Saltwater Slavery
Smallwoods repaints the route from Africa to America in a new way from the perspective of the African migrants through a strong argument. She meditates on the processes of commoditization in Atlantic markets as the book is seen by the author herself as a history of economic systems. Her argument is well conveyed in the book as she argues that the Atlantic trade had been different from the 17th century slavery of Africans because it perpetuated the process of slavery and the vicious cycle of injustice by making the human beings commodities through an organized and institutionalized system. Her emphasis on the importance of the process of commoditization in the slave trade is made evident as she spends four chapters just discussing the process. They choose them as they do horses (Smallwood, 2007,158).
The readers are detached from the central argument as they go on to read pages and pages about the process of commoditization. She shows how West African slave factories required the slave traders to collect men before going to Americas sea voyage. While she moves from the process of commoditization to the question of having and building separate identity of the Africans in America. She goes on to explore the identity of Akin speaking community while stating that the assumption about the formation of community on the basis of shared culture traits is open to challenge as one tends to comprehend identity.
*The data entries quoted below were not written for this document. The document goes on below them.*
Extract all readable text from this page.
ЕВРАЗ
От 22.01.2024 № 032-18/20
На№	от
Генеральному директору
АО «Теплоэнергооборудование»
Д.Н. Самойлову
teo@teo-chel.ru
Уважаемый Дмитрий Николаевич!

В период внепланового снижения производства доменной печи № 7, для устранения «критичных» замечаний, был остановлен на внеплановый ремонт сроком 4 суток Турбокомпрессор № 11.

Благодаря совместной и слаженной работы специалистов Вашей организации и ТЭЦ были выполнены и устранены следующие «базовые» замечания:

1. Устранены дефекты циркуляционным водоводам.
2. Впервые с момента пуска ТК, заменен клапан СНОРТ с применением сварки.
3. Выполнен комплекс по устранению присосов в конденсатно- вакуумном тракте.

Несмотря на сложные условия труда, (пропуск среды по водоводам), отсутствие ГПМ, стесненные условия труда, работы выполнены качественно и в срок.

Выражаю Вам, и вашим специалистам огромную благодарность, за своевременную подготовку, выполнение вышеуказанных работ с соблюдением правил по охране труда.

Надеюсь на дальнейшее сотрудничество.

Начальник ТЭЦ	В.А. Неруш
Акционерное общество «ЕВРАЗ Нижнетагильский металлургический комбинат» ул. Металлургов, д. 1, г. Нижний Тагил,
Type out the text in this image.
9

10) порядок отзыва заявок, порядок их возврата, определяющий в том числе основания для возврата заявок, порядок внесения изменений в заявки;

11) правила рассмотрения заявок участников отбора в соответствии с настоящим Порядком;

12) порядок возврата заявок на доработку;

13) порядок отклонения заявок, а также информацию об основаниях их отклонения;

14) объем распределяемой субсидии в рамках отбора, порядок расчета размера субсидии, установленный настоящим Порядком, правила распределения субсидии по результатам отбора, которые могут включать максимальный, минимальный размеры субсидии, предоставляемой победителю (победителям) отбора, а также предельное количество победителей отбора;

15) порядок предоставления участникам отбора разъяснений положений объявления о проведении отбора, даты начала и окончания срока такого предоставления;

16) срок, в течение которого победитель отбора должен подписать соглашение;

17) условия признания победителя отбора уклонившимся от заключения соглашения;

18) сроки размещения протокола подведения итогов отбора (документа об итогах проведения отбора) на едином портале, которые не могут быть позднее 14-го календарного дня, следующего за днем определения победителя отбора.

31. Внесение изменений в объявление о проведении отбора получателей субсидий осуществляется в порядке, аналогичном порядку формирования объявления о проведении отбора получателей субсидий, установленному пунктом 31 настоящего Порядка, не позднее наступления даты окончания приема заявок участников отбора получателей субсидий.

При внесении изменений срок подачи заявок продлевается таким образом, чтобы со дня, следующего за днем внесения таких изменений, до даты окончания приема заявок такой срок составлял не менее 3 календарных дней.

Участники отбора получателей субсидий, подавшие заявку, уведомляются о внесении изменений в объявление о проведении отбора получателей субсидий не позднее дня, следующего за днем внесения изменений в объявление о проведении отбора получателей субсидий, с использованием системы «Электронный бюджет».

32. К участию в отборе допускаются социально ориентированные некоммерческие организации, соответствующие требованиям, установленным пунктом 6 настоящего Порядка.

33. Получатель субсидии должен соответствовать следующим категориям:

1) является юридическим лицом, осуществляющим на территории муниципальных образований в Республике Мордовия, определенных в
In the regime of market the prominent feature of the Africans was their exchangeability and as migrants was isolation (Smallwood, 2007,189). Smallwood presents her view that a herd of people women, men and children can not be called a group or a crowd but only a mutilated assemblage, a novel and problematic social configuration and an antithesis of community of people who are alienated and dissociated with each other and do not share any common thing except being chained. It was difficult to thinking to return to their own country to face the problem of integration (Smallwood, 2007, 183). She supports her argument while referring to Birth of African American Culture by Sydney Mints and Richard Price. In the final chapter of the book she calls for the need to reverse the process of commoditization by denouncing it in order to assert a social position in the American society. In her book Smallwood does not write pages for the things that had been a focus of studies for many historians rather she gives evidences for her arguments as she gives the true experience of Charles Ball who used to be a slave himself, Consider the scene ex-slave Charles Ball witnessed in South Carolina (Smallwood, 2007, 189), of an African-born man who put a canoe on his sons grave for allowing him to go back to Africa.
Smallwood makes her argument strong by the anecdote of saltwater that implied the obligation for the slaves to perform ritual to meet the needs during slavery on Atlantic system. Smallwood wants the readers to see the damage done by the Atlantic system that turned the human beings into commodity snatching them of their identity and individuality and alienated them from the external world that looked at them as an alien community or a herd of chained slaves. It questions the issue of African identity in the American society. The fact is evident that Smallwood fails to answer the issues raised through her arguments but the enquiry that she made in order to rediscover the issue makes the readers to accept and comprehend her arguments and they tend to sympathize with the slaves. There was a need of more data in the first chapter about the role of the Dutch in the vicious slave trade and it could be better if Smallwood would have traced the history of slavery from 15th to 17th century but the most important point is that the author conveys her message successfully. She suggests that Diasporas Africa is constellation of discrete ethnic and linguistic groups (Smallwood, 2007, 189) so the question is of the shared culture of the Africans.